Compared to our European and other international counterparts, young people here in the States get a late introduction to the sport of cycling. If that weren't the case, there would be more American champions to boast about. According to Bikes Belong, a non-profit organization, 67% of cycling's growth in popularity has occurred among males ages 25-64. However, 27% of American youth ages 5-17 ride a bike, that's over one in four young people. Promising statistics, but the problem is that there is no data for young adults ages 18-25. That's the age when as mentioned before, most young people stop being active as a result of having to rediscover their identity within society.

How do you market to this group? By understanding their needs. Cheaper bikes are something this age category are already familiar with. Craigslist has played a vital role in getting many college aged kids on decent, used bicycles at a price they can afford. Having unsanctioned events where there are no licenses or fees involved is another way to peek the interest of this group. No charity rides, no critical mass rides, just fun races and events where young people can compete but are not tied to a charity or a cause. Most young people this age do not have strong opinions about things, and generally stray away from taking sides on any issue. Along with the already required driver's ed, young people should also have the option of taking a vehicular cycling class, and the program should be offered along with driver's ed. Education at this level is probably the most important step. We need to teach young people that riding a bicycle is allowed on the roads, and that they have every right to be there as someone driving a car without having to fear for their safety. Lastly, it needs to be the cool thing to do. Athletes such as Lebron James and Kevin Durant have been open about using cycling as a means of cross training for their basketball games. I give Lebron major props for riding his bike to a lot of his home games.

Who is currently looking out for the 18-25 year olds and influencing their choice to ride a bike? Enter the hipster trend. Riding for fashion, rather than for sport, recreation or transportation. Most young people around this age group do not identify with the fashion trends and attitudes that are promoted by the hipster, yet many of them see no other group taking a lead for their interests. A few years from now many will associate cycling with an ironic looking character mounted on a fixed gear bicycle. And that's sad really, because cycling is about as normal an activity as it gets, that  is for normal people and not for a confused, spoiled, misguided and elitist fringe of society that cannot speak for youth in general.

When I was growing up I used to get together with friends to go play basketball and soccer games.
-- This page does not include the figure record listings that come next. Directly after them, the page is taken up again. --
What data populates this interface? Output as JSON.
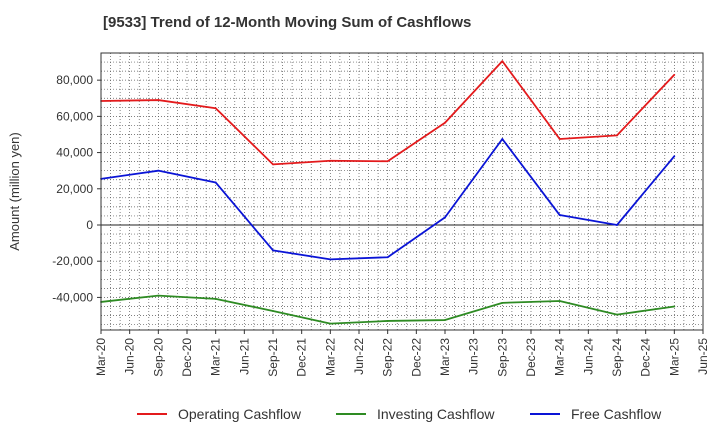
{
  "chart_data": {
    "type": "line",
    "title": "[9533]  Trend of 12-Month Moving Sum of Cashflows",
    "xlabel": "",
    "ylabel": "Amount (million yen)",
    "ylim": [
      -58000,
      95000
    ],
    "y_ticks": [
      -40000,
      -20000,
      0,
      20000,
      40000,
      60000,
      80000
    ],
    "y_tick_labels": [
      "-40,000",
      "-20,000",
      "0",
      "20,000",
      "40,000",
      "60,000",
      "80,000"
    ],
    "x_ticks": [
      "Mar-20",
      "Jun-20",
      "Sep-20",
      "Dec-20",
      "Mar-21",
      "Jun-21",
      "Sep-21",
      "Dec-21",
      "Mar-22",
      "Jun-22",
      "Sep-22",
      "Dec-22",
      "Mar-23",
      "Jun-23",
      "Sep-23",
      "Dec-23",
      "Mar-24",
      "Jun-24",
      "Sep-24",
      "Dec-24",
      "Mar-25",
      "Jun-25"
    ],
    "x": [
      "Mar-20",
      "Sep-20",
      "Mar-21",
      "Sep-21",
      "Mar-22",
      "Sep-22",
      "Mar-23",
      "Sep-23",
      "Mar-24",
      "Sep-24",
      "Mar-25"
    ],
    "grid": true,
    "legend_position": "bottom",
    "series": [
      {
        "name": "Operating Cashflow",
        "color": "#e31a1c",
        "values": [
          68500,
          69000,
          64500,
          33500,
          35500,
          35200,
          56500,
          90500,
          47500,
          49500,
          83000
        ]
      },
      {
        "name": "Investing Cashflow",
        "color": "#2e8b23",
        "values": [
          -42500,
          -39000,
          -40800,
          -47500,
          -54500,
          -53000,
          -52500,
          -43000,
          -42000,
          -49500,
          -45000
        ]
      },
      {
        "name": "Free Cashflow",
        "color": "#0a14d6",
        "values": [
          25500,
          30000,
          23500,
          -14000,
          -19000,
          -17800,
          4200,
          47500,
          5500,
          0,
          38000
        ]
      }
    ]
  }
}
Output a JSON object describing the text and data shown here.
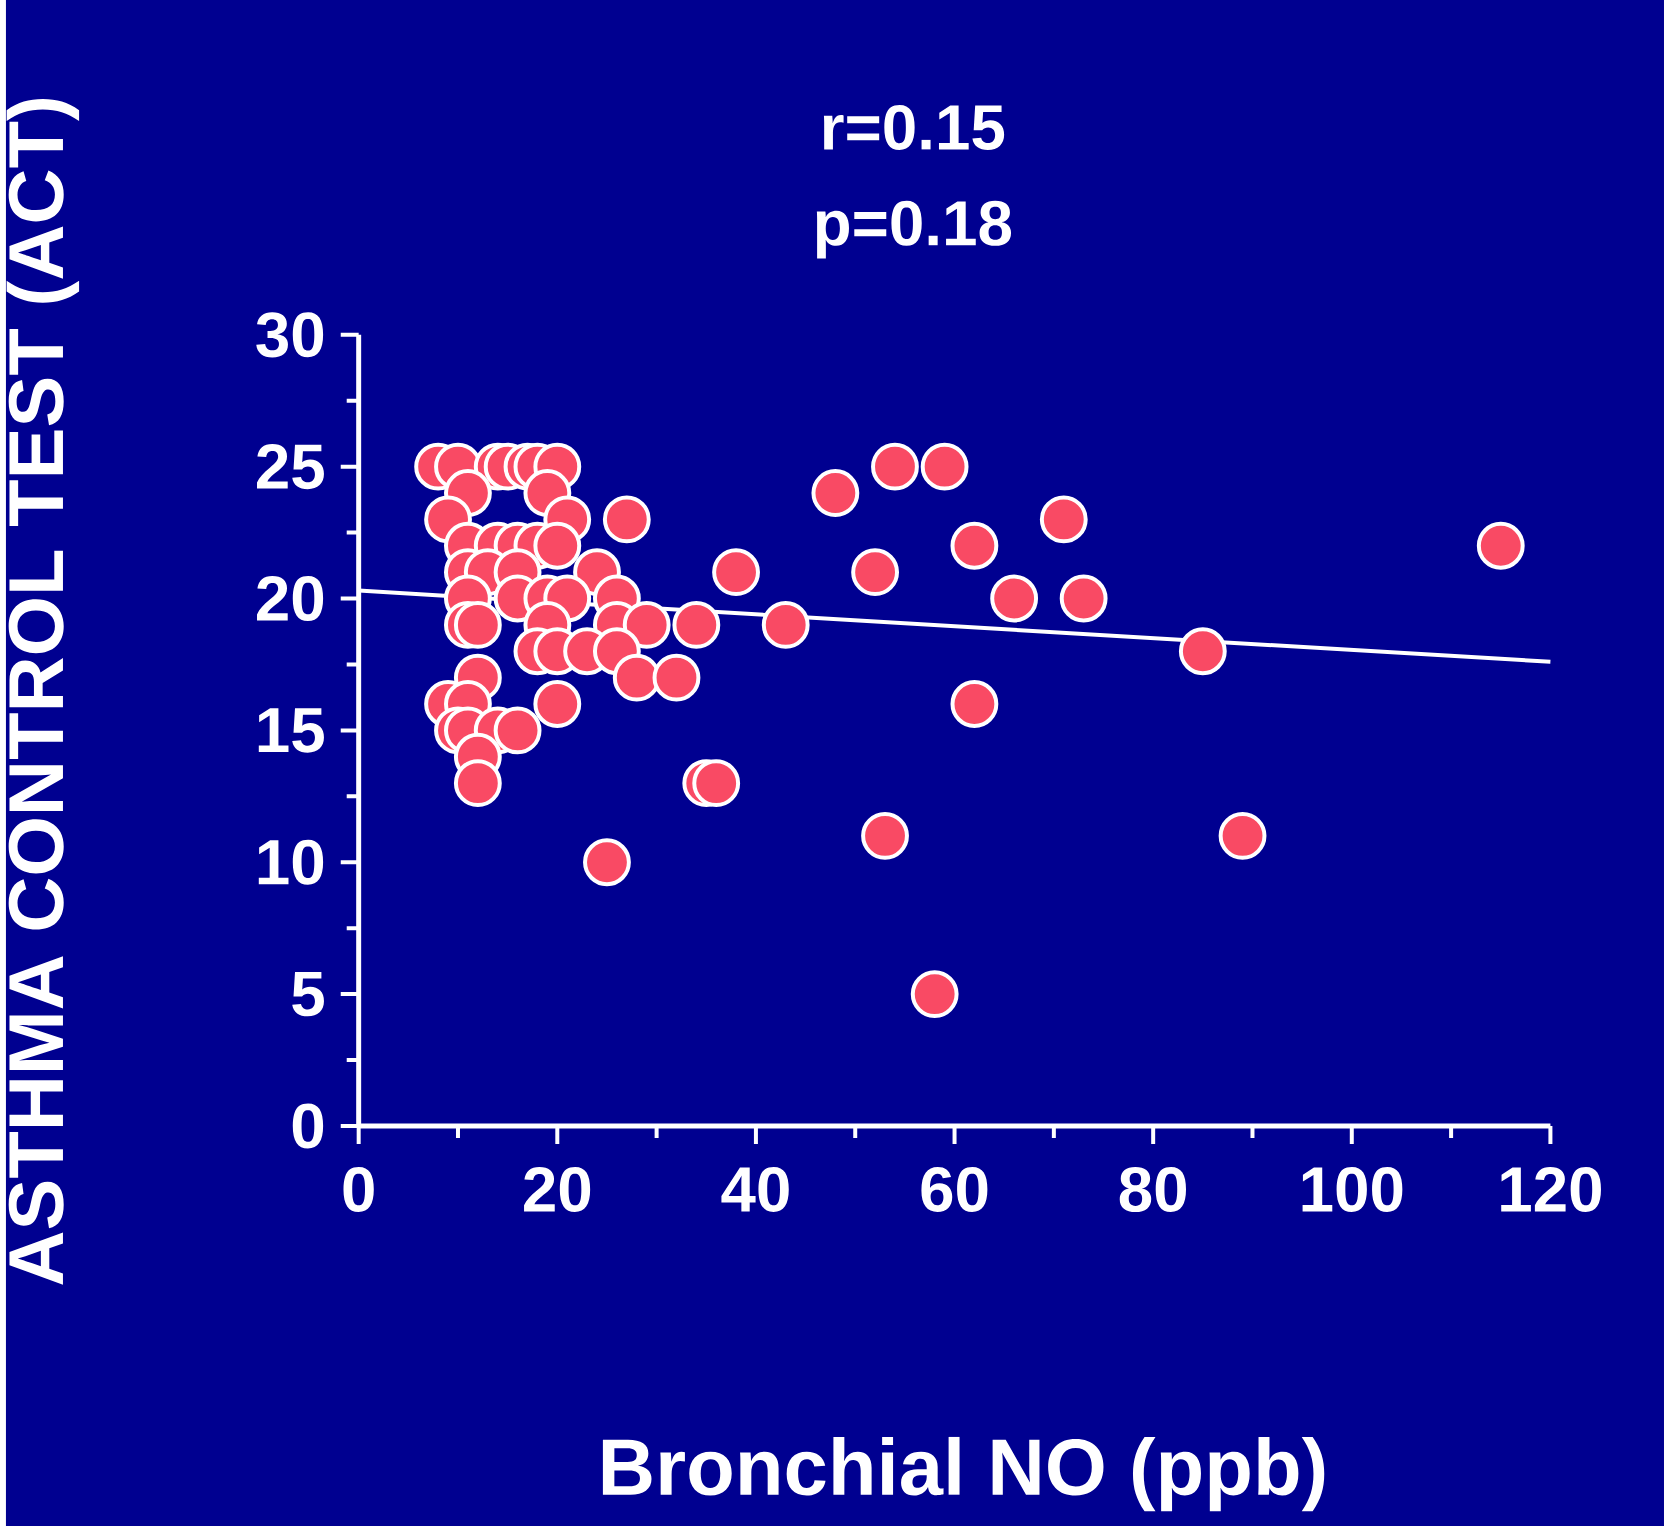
{
  "chart_data": {
    "type": "scatter",
    "title": "r=0.15",
    "subtitle": "p=0.18",
    "xlabel": "Bronchial NO (ppb)",
    "ylabel": "ASTHMA CONTROL TEST (ACT)",
    "xlim": [
      0,
      120
    ],
    "ylim": [
      0,
      30
    ],
    "xticks": [
      0,
      20,
      40,
      60,
      80,
      100,
      120
    ],
    "yticks": [
      0,
      5,
      10,
      15,
      20,
      25,
      30
    ],
    "series": [
      {
        "marker": "circle",
        "color": "#f94a64",
        "x": [
          8,
          10,
          14,
          15,
          17,
          18,
          20,
          54,
          59,
          11,
          19,
          48,
          9,
          21,
          27,
          71,
          11,
          14,
          16,
          18,
          20,
          62,
          115,
          11,
          13,
          16,
          24,
          38,
          52,
          11,
          16,
          19,
          21,
          26,
          66,
          73,
          11,
          12,
          19,
          26,
          29,
          34,
          43,
          18,
          20,
          23,
          26,
          85,
          12,
          28,
          32,
          9,
          11,
          20,
          62,
          10,
          11,
          14,
          16,
          12,
          12,
          35,
          36,
          53,
          89,
          25,
          58
        ],
        "values": [
          25,
          25,
          25,
          25,
          25,
          25,
          25,
          25,
          25,
          24,
          24,
          24,
          23,
          23,
          23,
          23,
          22,
          22,
          22,
          22,
          22,
          22,
          22,
          21,
          21,
          21,
          21,
          21,
          21,
          20,
          20,
          20,
          20,
          20,
          20,
          20,
          19,
          19,
          19,
          19,
          19,
          19,
          19,
          18,
          18,
          18,
          18,
          18,
          17,
          17,
          17,
          16,
          16,
          16,
          16,
          15,
          15,
          15,
          15,
          14,
          13,
          13,
          13,
          11,
          11,
          10,
          5
        ]
      },
      {
        "type": "line",
        "color": "#ffffff",
        "x": [
          0,
          120
        ],
        "values": [
          20.3,
          17.6
        ]
      }
    ]
  }
}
It would be really cool to see kids and young adults getting together for bike rides. That's something I have not had the opportunity to see happen in my area. I cringe thinking about going to one of the local group rides that are offered near my area. I either have to ride at a 20mph pace or I'm stuck in a group of old frumpy people on hybrids. I'm yearning for the cycling scene to change. Please, if you are a young person reading this and think cycling might be the thing for you, don't hesitate to try it out and get your friends involved to.

1 comment:

  1. Good solid opinion Johnny. There are dozens of reasons young people don't ride bikes in America. I was fortunate to live in Minneapolis the past 20 years where there is no urban area like it for bicycling in the States. Of course there is no place like Portland Or. either. What makes these places virbrant is a sense of place. When every suburb from California to Virginia looks the same, and urban decay is the norm, most people have very poor concepts of the places they live. Oh, I also grew up in Indianapolis. In an era when neighborhoods were kinda rough and places to go were far and nothing in between. That did not stop me from bike riding at the tender age of 12-20. And then hardly anyone rode. It's the same story, just a different place.